Video Editing Effects — Kinetic captions, 1.08× punch-ins on emphasis, cash-register SFX, subtle swooshes for list transitions.
Script Style — VO-first; 2–3 beats/min; each beat ends with a “do-this-instead”.
Branding — Green/off-white palette; rounded sans; logo sting at 0:15 and on end screen.
Video 2
- Video Filename:
budget_under_10min_ref.mp4
- Video Link: [paste]
Introduction — Before/after contrast frame 0:00; promise line + timer overlay; first tip by 0:20.
Video Editing Effects — Split-screen comparisons; checkmark overlays; light grain; LUT warms skin tones.
Script Style — Short sentences; second-person POV; one example per tip.
Branding — Thin-line icons; slate/cream palette; consistent lower thirds.
Video 3
- Video Filename:
grocery_savings_ref.mp4
- Video Link: [paste]
Introduction — Relatable cold-open (“receipt shock”); hook at 0:07; pattern break with receipt zoom.

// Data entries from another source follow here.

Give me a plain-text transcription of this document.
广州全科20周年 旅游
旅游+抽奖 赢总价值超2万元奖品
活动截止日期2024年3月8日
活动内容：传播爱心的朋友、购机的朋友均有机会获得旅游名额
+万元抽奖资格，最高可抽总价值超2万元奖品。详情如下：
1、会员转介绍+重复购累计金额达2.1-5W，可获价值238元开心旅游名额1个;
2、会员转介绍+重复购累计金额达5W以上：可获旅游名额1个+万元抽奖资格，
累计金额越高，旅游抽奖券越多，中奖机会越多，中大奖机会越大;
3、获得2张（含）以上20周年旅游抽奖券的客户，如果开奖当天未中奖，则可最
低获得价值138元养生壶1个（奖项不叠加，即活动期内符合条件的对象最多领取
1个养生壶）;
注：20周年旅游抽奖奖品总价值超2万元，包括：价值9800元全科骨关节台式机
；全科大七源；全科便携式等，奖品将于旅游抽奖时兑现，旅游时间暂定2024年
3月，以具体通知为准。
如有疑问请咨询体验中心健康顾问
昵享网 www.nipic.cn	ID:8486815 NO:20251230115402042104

Video Editing Effects — Receipt pop-ins; price stickers; AR-style callouts; rapid B‑roll cuts every 2–3s.
Script Style — Stat → tactic → one‑line action; upbeat VO.

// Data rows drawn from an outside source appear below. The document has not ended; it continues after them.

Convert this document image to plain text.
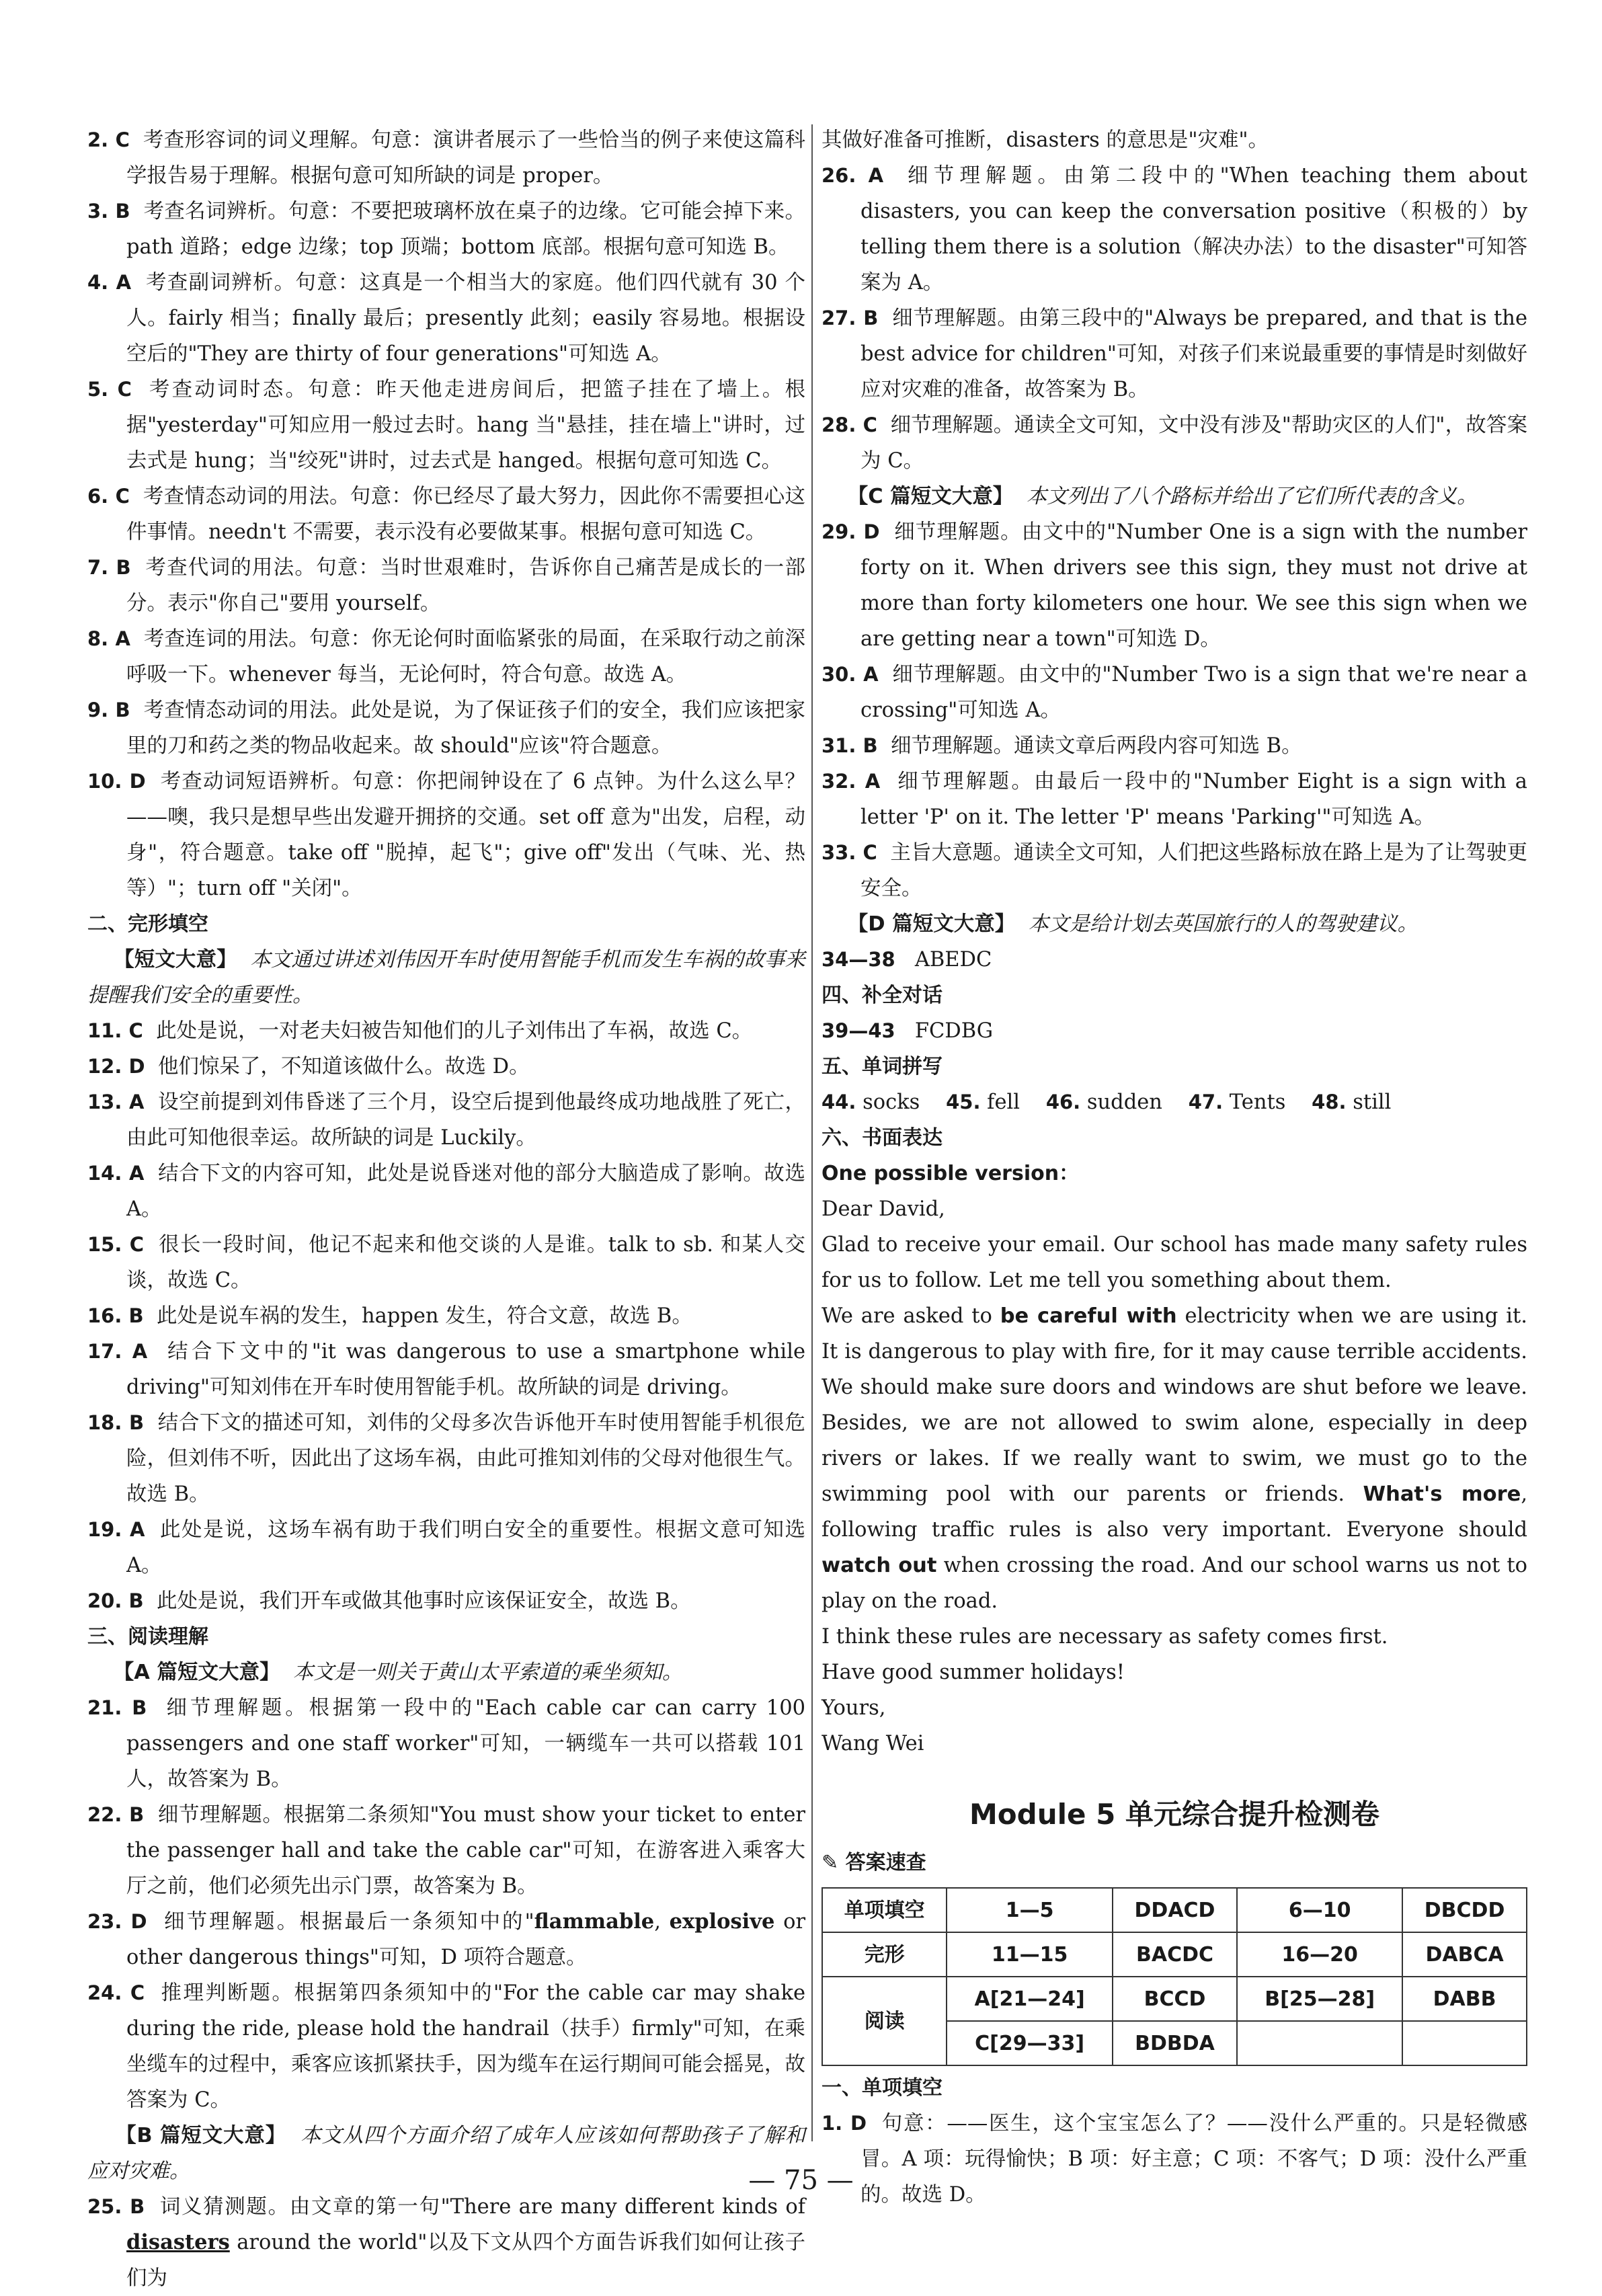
2. C 考查形容词的词义理解。句意：演讲者展示了一些恰当的例子来使这篇科学报告易于理解。根据句意可知所缺的词是 proper。

3. B 考查名词辨析。句意：不要把玻璃杯放在桌子的边缘。它可能会掉下来。path 道路；edge 边缘；top 顶端；bottom 底部。根据句意可知选 B。

4. A 考查副词辨析。句意：这真是一个相当大的家庭。他们四代就有 30 个人。fairly 相当；finally 最后；presently 此刻；easily 容易地。根据设空后的"They are thirty of four generations"可知选 A。

5. C 考查动词时态。句意：昨天他走进房间后，把篮子挂在了墙上。根据"yesterday"可知应用一般过去时。hang 当"悬挂，挂在墙上"讲时，过去式是 hung；当"绞死"讲时，过去式是 hanged。根据句意可知选 C。

6. C 考查情态动词的用法。句意：你已经尽了最大努力，因此你不需要担心这件事情。needn't 不需要，表示没有必要做某事。根据句意可知选 C。

7. B 考查代词的用法。句意：当时世艰难时，告诉你自己痛苦是成长的一部分。表示"你自己"要用 yourself。

8. A 考查连词的用法。句意：你无论何时面临紧张的局面，在采取行动之前深呼吸一下。whenever 每当，无论何时，符合句意。故选 A。

9. B 考查情态动词的用法。此处是说，为了保证孩子们的安全，我们应该把家里的刀和药之类的物品收起来。故 should"应该"符合题意。

10. D 考查动词短语辨析。句意：你把闹钟设在了 6 点钟。为什么这么早？——噢，我只是想早些出发避开拥挤的交通。set off 意为"出发，启程，动身"，符合题意。take off "脱掉，起飞"；give off"发出（气味、光、热等）"；turn off "关闭"。

二、完形填空

【短文大意】 本文通过讲述刘伟因开车时使用智能手机而发生车祸的故事来提醒我们安全的重要性。

11. C 此处是说，一对老夫妇被告知他们的儿子刘伟出了车祸，故选 C。

12. D 他们惊呆了，不知道该做什么。故选 D。

13. A 设空前提到刘伟昏迷了三个月，设空后提到他最终成功地战胜了死亡，由此可知他很幸运。故所缺的词是 Luckily。

14. A 结合下文的内容可知，此处是说昏迷对他的部分大脑造成了影响。故选 A。

15. C 很长一段时间，他记不起来和他交谈的人是谁。talk to sb. 和某人交谈，故选 C。

16. B 此处是说车祸的发生，happen 发生，符合文意，故选 B。

17. A 结合下文中的"it was dangerous to use a smartphone while driving"可知刘伟在开车时使用智能手机。故所缺的词是 driving。

18. B 结合下文的描述可知，刘伟的父母多次告诉他开车时使用智能手机很危险，但刘伟不听，因此出了这场车祸，由此可推知刘伟的父母对他很生气。故选 B。

19. A 此处是说，这场车祸有助于我们明白安全的重要性。根据文意可知选 A。

20. B 此处是说，我们开车或做其他事时应该保证安全，故选 B。

三、阅读理解

【A 篇短文大意】 本文是一则关于黄山太平索道的乘坐须知。

21. B 细节理解题。根据第一段中的"Each cable car can carry 100 passengers and one staff worker"可知，一辆缆车一共可以搭载 101 人，故答案为 B。

22. B 细节理解题。根据第二条须知"You must show your ticket to enter the passenger hall and take the cable car"可知，在游客进入乘客大厅之前，他们必须先出示门票，故答案为 B。

23. D 细节理解题。根据最后一条须知中的"flammable, explosive or other dangerous things"可知，D 项符合题意。

24. C 推理判断题。根据第四条须知中的"For the cable car may shake during the ride, please hold the handrail（扶手）firmly"可知，在乘坐缆车的过程中，乘客应该抓紧扶手，因为缆车在运行期间可能会摇晃，故答案为 C。

【B 篇短文大意】 本文从四个方面介绍了成年人应该如何帮助孩子了解和应对灾难。

25. B 词义猜测题。由文章的第一句"There are many different kinds of disasters around the world"以及下文从四个方面告诉我们如何让孩子们为

其做好准备可推断，disasters 的意思是"灾难"。

26. A 细节理解题。由第二段中的"When teaching them about disasters, you can keep the conversation positive（积极的）by telling them there is a solution（解决办法）to the disaster"可知答案为 A。

27. B 细节理解题。由第三段中的"Always be prepared, and that is the best advice for children"可知，对孩子们来说最重要的事情是时刻做好应对灾难的准备，故答案为 B。

28. C 细节理解题。通读全文可知，文中没有涉及"帮助灾区的人们"，故答案为 C。

【C 篇短文大意】 本文列出了八个路标并给出了它们所代表的含义。

29. D 细节理解题。由文中的"Number One is a sign with the number forty on it. When drivers see this sign, they must not drive at more than forty kilometers one hour. We see this sign when we are getting near a town"可知选 D。

30. A 细节理解题。由文中的"Number Two is a sign that we're near a crossing"可知选 A。

31. B 细节理解题。通读文章后两段内容可知选 B。

32. A 细节理解题。由最后一段中的"Number Eight is a sign with a letter 'P' on it. The letter 'P' means 'Parking'"可知选 A。

33. C 主旨大意题。通读全文可知，人们把这些路标放在路上是为了让驾驶更安全。

【D 篇短文大意】 本文是给计划去英国旅行的人的驾驶建议。

34—38 ABEDC

四、补全对话

39—43 FCDBG

五、单词拼写

44. socks 45. fell 46. sudden 47. Tents 48. still

六、书面表达

One possible version：

Dear David,

Glad to receive your email. Our school has made many safety rules for us to follow. Let me tell you something about them.

We are asked to be careful with electricity when we are using it. It is dangerous to play with fire, for it may cause terrible accidents. We should make sure doors and windows are shut before we leave. Besides, we are not allowed to swim alone, especially in deep rivers or lakes. If we really want to swim, we must go to the swimming pool with our parents or friends. What's more, following traffic rules is also very important. Everyone should watch out when crossing the road. And our school warns us not to play on the road.

I think these rules are necessary as safety comes first.

Have good summer holidays!

Yours,

Wang Wei

Module 5 单元综合提升检测卷
✎ 答案速查
单项填空	1—5	DDACD	6—10	DBCDD
完形	11—15	BACDC	16—20	DABCA
阅读	A[21—24]	BCCD	B[25—28]	DABB
	C[29—33]	BDBDA		

一、单项填空

1. D 句意：——医生，这个宝宝怎么了？——没什么严重的。只是轻微感冒。A 项：玩得愉快；B 项：好主意；C 项：不客气；D 项：没什么严重的。故选 D。

— 75 —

Branding — Bold numerals for tips; end screen with two clear next‑watch recs.
Quality signals & habits (so Velio keeps paying off)
- Tag by format in the Idea Board (not just topic). Formats—mistakes, myths, timelines, how‑to—drive retention.
- Steal structures, not scripts. Borrow hook shapes and beat orders, then use your own examples.
- Keep an Angle Ledger. One line per idea: what the hook promises, why it likely worked.
- Close the loop. When you publish, revisit the inspo source and annotate: did that hook/angle perform for you, too?
- Document assumptions. Write your RPM and view estimate assumptions at the top of your template so future you knows the basis.
Where each Velio feature maps in your template
Velio feature | Template section it powers | What to paste |
---|---|---|
Idea Board (tagged saves) | Content + inputs to Video Analysis | Links, titles, tags, notes |
Track competitors | Competition Analysis (3 Channels) | Channel link, medians, runtime, patterns |
Hook breakdowns & suggestions | Video Analysis → Introduction & Script Style | Hook timing, variations list |
AI SEO helpers | Content (views) + title tests | 10–20 refined titles per idea |
A/B analysis prompts | Future improvements to Estimated average views | Keep a running title/CTR log |
Quick copy blocks (drop-in)
Research placeholder (to be filled later):
[To be completed once selections are final. Attach screenshots of Velio Idea Board, competitor medians, hook variants, and any external sources.]
Content (example):
- Content shelf life: 8
- Niche density: 7
- Video capacity: 52
- Video frequency: 1/week
- Average video length: 10
- Estimated average views: 28,000
Revenue (example):
- Estimated RPM: $5.00
- Estimated channel revenue: $7,280
- Estimated revenue per minute: $14.00
Recap
- Build signals (Idea Board with 20–50 videos, tagged by format).
- Track 3 channels and collect medians + repeatable patterns.
- Deconstruct 3 videos for hooks/edits/branding you’ll reuse.
- Draft titles and keep A/B shortlists for publishing.
- Turn it into numbers and fill your planning template.
- Attach proof later—screens + links—to lock the model.